Detail Profil Pendamping
Ika Anggun Budi Lestari, S.E.
Keahlian
-
Profesional di bidang akuntansi
-
Manajemen keuangan
Lokasi : Purwokerto
Ika Anggun Budi Lestari, S.E. adalah seorang profesional di bidang akuntansi dan manajemen keuangan program dengan pengalaman lapangan yang solid. Ika menyelesaikan pendidikan tingginya di Universitas Jenderal Soedirman (UNSOED) dan meraih gelar Sarjana Ekonomi (S.E.) dari Program Studi Akuntansi pada tahun 2007. Latar belakang pendidikan ini memberikan fondasi yang kuat bagi kariernya dalam pengelolaan keuangan yang akuntabel dan transparan.

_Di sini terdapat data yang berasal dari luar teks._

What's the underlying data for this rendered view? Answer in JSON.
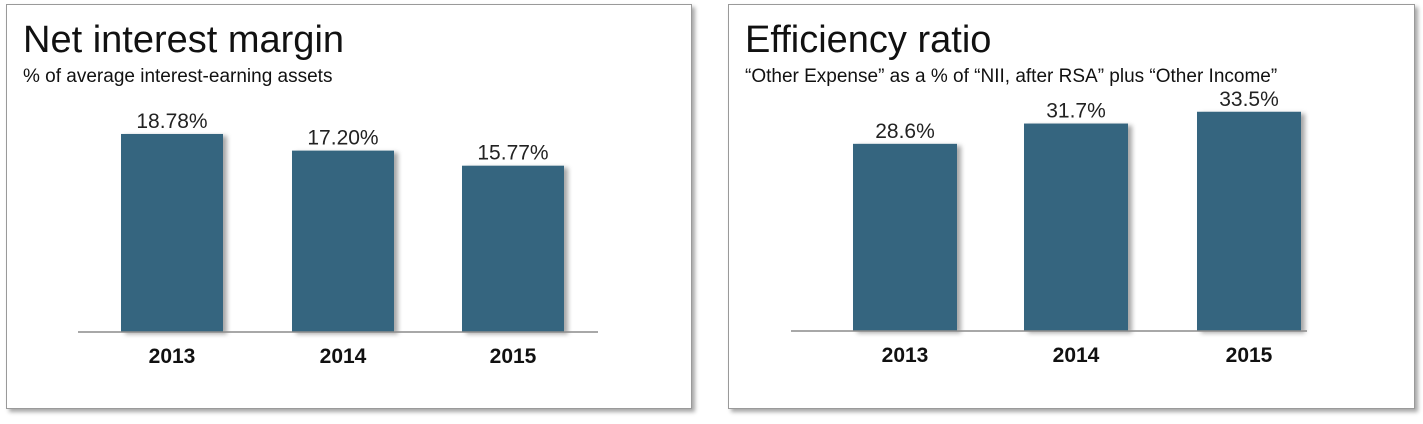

Dalam perjalanan kariernya, Ika memiliki spesialisasi dalam administrasi keuangan untuk proyek-proyek pembangunan yang didanai oleh donor internasional. Selama lima tahun (2016–2020), ia memegang peran kunci sebagai Staf Keuangan di Lembaga Penelitian dan Pengembangan Sumberdaya dan Lingkungan Hidup (LPPSLH) untuk berbagai program kesehatan masyarakat. Ia bertanggung jawab atas pengelolaan keuangan Program Penjangkauan Perempuan Pekerja Seks (PSP) dan Laki-laki Berisiko Tinggi (LBT) di Kabupaten Banyumas dan Cilacap, bekerja sama dengan mitra strategis seperti Global Fund, UNFPA, KALANDARA, dan KPAN. Selain itu, ia juga menangani pelaporan keuangan untuk program Indonesia HIV Response: Accelerating the Achievement of the “Three Zeros” bersama Spiritia dan LAKPESDAM NU Jawa Tengah.

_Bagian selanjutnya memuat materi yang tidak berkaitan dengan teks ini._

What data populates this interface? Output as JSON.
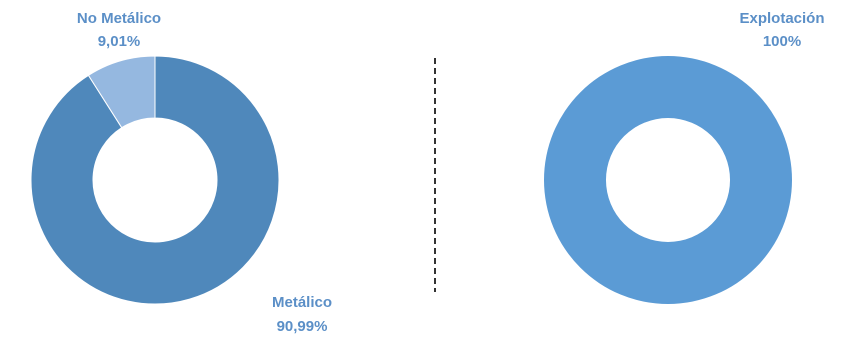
{
  "colors": {
    "metalico": "#4f88bb",
    "no_metalico": "#95b8e0",
    "explotacion": "#5b9bd5",
    "label": "#5b8fc7",
    "divider": "#333333"
  },
  "chart_data": [
    {
      "type": "pie",
      "variant": "donut",
      "slices": [
        {
          "label": "Metálico",
          "value": 90.99,
          "value_label": "90,99%"
        },
        {
          "label": "No Metálico",
          "value": 9.01,
          "value_label": "9,01%"
        }
      ]
    },
    {
      "type": "pie",
      "variant": "donut",
      "slices": [
        {
          "label": "Explotación",
          "value": 100,
          "value_label": "100%"
        }
      ]
    }
  ]
}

Selain sektor kesehatan, Ika juga berpengalaman mengelola keuangan untuk proyek lingkungan dan keberlanjutan. Pada periode Juli 2016 hingga Maret 2018, ia dipercaya sebagai Staf Keuangan untuk Proyek Kemakmuran Hijau (Green Prosperity Project) yang didanai oleh MCA-Indonesia. Dalam peran ini, ia bertugas menyusun laporan pengelolaan keuangan, berkoordinasi dengan Koordinator Proyek terkait laporan lapangan, serta memastikan penyimpanan dokumen keuangan yang rapi selama proyek berlangsung.
Keahlian Ika mencakup penyusunan laporan keuangan program, koordinasi lintas manajerial, dan manajemen arsip keuangan yang sesuai dengan standar audit. Ia memiliki kemampuan komunikasi yang sangat baik dalam Bahasa Indonesia serta kemampuan Bahasa Inggris yang baik, mendukung kinerjanya dalam lingkungan proyek multi-stakeholder.